それじゃ俺は、一体何のためにこんなに傷ついているんだ。
それじ俺は、神楽坂を特別な人間だと信じて、神楽坂を尊敬していたいままでの俺は、ただの道化じゃねえか。
こんな――こんなことになるんだったら――。
「――え?」
そこまで考えかけて、思考が停止した。
――今、俺は一体何を考えかけたんだ?
その瞬間、俺は自分が至りかけた思考に慄然とした。
こんなことになるんだったら、神楽坂と友達になんかなるんじゃなかった――。
俺はそんなことを、考えようとしたのだ。
「……」
駄目だ。
そんなことはあってはならない。
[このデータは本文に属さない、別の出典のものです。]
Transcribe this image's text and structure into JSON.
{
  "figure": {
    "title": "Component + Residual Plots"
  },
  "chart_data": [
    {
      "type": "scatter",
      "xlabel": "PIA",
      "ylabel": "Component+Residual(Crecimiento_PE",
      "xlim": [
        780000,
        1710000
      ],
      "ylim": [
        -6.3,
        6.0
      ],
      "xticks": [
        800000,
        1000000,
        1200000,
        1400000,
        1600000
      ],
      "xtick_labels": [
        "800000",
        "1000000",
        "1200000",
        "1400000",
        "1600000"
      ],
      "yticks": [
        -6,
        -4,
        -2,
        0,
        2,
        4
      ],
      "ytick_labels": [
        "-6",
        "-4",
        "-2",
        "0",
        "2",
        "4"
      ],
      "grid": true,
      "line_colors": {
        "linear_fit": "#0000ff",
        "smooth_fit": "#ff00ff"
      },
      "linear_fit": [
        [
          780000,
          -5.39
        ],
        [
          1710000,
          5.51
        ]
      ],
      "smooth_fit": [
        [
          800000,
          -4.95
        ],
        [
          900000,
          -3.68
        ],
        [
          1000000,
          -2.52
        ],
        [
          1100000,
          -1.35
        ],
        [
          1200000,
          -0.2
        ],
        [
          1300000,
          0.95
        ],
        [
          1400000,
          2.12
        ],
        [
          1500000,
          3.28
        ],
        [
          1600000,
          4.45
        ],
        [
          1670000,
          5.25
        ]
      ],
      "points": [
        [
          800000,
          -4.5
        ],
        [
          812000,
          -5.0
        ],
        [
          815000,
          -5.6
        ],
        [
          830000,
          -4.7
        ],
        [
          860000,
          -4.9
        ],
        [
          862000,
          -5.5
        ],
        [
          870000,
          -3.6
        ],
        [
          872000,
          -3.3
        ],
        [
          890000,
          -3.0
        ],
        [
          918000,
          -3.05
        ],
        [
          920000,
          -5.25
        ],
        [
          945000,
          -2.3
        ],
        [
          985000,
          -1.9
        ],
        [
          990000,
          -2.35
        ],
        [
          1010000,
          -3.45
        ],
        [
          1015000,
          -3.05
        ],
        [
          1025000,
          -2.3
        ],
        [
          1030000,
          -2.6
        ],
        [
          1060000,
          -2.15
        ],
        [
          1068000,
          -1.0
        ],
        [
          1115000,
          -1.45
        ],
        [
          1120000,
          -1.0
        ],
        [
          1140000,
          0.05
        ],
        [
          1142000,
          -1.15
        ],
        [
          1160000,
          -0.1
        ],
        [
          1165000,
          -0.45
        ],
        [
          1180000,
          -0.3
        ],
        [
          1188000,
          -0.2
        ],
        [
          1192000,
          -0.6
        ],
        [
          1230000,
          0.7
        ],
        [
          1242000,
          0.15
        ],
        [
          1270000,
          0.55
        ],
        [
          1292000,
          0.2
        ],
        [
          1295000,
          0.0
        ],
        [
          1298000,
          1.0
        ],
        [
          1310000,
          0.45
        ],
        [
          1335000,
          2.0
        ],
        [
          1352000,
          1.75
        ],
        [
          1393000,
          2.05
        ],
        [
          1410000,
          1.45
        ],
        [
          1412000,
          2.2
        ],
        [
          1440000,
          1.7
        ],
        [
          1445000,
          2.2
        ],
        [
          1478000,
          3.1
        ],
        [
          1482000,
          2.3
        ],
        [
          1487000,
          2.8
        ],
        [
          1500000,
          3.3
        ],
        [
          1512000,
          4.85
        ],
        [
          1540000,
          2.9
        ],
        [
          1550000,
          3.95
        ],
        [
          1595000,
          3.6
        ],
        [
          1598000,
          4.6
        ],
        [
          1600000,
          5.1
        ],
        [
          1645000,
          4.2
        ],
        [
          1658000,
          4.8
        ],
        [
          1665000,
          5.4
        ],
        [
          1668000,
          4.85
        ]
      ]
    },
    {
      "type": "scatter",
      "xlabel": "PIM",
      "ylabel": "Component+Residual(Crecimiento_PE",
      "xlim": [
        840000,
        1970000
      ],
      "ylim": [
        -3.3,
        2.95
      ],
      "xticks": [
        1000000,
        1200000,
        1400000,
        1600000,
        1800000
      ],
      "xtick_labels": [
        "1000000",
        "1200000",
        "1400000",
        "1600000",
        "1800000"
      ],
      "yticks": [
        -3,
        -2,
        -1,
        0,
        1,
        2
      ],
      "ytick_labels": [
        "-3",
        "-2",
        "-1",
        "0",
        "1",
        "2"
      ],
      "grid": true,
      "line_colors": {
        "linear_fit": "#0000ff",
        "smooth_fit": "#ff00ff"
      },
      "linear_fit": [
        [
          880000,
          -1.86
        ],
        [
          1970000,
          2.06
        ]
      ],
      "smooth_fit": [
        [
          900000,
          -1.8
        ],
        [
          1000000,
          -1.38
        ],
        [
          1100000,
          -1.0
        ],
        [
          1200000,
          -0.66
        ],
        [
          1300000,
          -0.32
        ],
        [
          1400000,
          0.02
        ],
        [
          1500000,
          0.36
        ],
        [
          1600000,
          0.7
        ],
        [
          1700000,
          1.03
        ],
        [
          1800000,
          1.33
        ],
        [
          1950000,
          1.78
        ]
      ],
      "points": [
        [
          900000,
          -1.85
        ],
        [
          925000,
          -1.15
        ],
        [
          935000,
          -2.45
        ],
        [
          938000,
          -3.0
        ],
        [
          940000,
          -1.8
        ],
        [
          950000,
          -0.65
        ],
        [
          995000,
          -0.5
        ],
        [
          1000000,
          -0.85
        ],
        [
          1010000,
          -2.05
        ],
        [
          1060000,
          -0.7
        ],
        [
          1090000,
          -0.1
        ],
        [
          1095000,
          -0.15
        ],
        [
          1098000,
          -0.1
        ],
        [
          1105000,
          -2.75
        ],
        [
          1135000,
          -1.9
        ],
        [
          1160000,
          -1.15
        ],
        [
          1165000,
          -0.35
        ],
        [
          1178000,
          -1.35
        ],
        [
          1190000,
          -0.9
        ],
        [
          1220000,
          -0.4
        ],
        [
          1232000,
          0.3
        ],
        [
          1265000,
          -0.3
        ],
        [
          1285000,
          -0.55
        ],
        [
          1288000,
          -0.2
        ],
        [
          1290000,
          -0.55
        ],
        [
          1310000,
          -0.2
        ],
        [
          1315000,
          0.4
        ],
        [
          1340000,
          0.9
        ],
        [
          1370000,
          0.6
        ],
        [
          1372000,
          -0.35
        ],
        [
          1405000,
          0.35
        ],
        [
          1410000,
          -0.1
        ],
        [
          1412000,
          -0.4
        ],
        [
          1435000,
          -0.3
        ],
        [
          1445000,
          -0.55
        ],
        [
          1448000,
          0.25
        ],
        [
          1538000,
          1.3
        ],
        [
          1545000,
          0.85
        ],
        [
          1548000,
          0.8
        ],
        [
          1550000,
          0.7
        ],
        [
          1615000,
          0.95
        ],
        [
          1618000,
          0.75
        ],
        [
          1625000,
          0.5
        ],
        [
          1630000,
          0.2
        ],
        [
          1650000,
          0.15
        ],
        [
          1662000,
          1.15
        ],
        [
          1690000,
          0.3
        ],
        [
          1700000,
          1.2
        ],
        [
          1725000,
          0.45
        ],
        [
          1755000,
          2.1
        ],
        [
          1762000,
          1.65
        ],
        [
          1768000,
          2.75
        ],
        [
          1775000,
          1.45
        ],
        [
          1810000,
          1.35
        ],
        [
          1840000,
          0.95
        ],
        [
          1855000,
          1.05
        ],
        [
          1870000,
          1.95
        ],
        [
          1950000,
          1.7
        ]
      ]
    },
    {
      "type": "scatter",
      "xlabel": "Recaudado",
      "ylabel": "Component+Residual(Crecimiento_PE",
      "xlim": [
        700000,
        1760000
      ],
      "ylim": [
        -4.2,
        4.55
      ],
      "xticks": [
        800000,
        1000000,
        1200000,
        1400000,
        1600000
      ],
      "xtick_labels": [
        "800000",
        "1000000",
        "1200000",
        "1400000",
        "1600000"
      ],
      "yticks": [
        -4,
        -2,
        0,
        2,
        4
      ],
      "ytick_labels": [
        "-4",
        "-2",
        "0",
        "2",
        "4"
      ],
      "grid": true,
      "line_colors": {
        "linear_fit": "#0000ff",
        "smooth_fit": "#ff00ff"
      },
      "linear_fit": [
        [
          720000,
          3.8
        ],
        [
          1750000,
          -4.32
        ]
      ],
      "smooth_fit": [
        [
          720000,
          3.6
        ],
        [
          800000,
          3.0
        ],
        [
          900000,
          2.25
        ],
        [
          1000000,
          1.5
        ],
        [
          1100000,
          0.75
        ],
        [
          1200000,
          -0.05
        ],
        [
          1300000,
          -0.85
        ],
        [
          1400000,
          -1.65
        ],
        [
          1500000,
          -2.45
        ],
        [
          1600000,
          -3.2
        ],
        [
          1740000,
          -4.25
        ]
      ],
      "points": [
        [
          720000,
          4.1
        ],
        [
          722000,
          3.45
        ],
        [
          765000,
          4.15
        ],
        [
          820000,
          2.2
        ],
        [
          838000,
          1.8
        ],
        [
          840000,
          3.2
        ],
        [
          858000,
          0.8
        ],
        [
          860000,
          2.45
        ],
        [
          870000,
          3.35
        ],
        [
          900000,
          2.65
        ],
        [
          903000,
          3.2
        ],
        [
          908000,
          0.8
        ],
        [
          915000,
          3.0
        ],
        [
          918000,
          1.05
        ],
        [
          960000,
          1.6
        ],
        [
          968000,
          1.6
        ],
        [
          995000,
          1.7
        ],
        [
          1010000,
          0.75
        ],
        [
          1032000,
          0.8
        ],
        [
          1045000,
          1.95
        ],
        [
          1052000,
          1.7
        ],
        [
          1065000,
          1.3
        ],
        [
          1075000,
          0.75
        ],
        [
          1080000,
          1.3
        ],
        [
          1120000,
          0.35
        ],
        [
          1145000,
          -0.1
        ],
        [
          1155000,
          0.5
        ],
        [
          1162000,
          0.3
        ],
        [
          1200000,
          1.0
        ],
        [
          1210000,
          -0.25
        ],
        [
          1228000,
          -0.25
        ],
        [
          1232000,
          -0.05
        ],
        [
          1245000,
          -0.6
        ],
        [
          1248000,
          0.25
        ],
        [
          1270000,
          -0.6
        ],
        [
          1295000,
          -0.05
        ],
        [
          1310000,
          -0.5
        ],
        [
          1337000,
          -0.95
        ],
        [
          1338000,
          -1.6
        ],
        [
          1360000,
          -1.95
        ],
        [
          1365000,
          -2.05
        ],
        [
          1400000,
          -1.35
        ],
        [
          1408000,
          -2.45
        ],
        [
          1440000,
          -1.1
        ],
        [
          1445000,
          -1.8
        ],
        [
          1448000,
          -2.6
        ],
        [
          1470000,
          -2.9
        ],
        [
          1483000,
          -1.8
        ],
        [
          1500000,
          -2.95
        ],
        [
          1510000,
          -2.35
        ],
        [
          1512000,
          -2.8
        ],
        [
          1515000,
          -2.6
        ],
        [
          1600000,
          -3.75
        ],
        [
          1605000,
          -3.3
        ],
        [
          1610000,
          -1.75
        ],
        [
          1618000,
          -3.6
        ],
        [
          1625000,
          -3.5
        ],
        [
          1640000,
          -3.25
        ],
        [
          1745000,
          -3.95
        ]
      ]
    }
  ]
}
そんなことを考えてしまったら――俺は、神楽坂とのこれまでのすべてを否定することになる。
「日下部君……どうしたんだ。僕に呆れたのか?」
神楽坂の声で俺は我に返る。
「……なんでもねえよ。悪いけど、もう少しだけこのままでいさせてくれ……」
今は、自分がどんな顔をしているか判らない。
自分自身の顔は見られないことがどれだけ恐ろしいことなのか、俺はこの時に初めて知った。